Validating Integers in SQL Server

Introduction

Hypothetical scenario: Data has been loaded into a SQL Server table from a CSV file; each column in the table has been defined as VARCHAR(255) to prevent the data load job from failing if one or more values are not of the expected data type. You're job is to copy data from this 'raw' table into one where the columns are strongly typed (i.e. INT, DATETIME, DECIMAL, etc). The requirement is to pull through those rows which are entirely valid, but to ignore those rows where any value in the VARCHAR column cannot be successfully converted to the target data type. Actually, if rows which are only partially valid could be copied across too, with invalid values being set to NULL in the target table, then that would be even better.
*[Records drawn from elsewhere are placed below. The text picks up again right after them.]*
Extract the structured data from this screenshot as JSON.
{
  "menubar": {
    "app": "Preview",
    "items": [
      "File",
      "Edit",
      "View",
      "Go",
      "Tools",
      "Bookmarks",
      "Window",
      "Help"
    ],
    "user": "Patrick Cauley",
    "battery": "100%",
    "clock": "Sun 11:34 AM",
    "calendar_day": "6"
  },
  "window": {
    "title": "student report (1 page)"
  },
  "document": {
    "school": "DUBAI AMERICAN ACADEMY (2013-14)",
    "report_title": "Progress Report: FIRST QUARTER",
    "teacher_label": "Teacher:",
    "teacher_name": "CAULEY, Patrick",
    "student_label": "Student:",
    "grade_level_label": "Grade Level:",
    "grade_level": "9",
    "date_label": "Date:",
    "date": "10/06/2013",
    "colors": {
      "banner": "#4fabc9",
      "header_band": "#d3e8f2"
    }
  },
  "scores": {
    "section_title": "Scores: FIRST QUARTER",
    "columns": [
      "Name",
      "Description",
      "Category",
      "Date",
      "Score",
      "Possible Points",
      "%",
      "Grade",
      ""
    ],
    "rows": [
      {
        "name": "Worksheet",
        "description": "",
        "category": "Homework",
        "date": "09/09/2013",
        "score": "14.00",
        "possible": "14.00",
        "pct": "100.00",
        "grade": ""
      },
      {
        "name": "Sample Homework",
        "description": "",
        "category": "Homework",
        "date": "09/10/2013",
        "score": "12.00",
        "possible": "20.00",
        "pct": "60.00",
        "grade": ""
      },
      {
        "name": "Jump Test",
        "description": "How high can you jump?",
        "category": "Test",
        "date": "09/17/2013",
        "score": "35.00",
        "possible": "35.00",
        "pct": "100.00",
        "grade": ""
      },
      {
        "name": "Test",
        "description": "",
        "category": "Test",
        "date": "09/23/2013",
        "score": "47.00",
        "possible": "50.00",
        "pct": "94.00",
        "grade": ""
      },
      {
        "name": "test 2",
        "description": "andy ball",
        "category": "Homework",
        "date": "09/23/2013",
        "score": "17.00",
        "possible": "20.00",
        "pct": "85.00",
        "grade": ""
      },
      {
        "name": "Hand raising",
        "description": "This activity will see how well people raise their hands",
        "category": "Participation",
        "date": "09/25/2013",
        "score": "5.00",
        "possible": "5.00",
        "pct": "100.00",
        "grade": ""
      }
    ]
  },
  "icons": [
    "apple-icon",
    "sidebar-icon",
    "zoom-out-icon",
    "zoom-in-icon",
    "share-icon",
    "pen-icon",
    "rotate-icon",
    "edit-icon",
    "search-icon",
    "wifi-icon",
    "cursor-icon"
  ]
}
The requirement seems simple enough, but how would you do this? It's actually quite tricky to get right. So I'm going to make the scenario even simpler - you only have to support INT data types. Your job is simply to make sure that the supplied VARCHAR can be converted to an INT before you actual attempt to do so.

ISNUMERIC

You first port-of-call might be to use ISNUMERIC to establish whether a source value is numeric. This sounds reasonable enough.

SELECT ISNUMERIC('9876543210')

The above statement returns 1 - the value '9876543210' is numeric. But is it an INT? No - it's too large. The documentation for ISNUMERIC says that it returns 1 if the supplied character column can be converted to at least one of the numeric data types. So that's not particularly useful if we're trying to establish whether a value is a valid INT or not.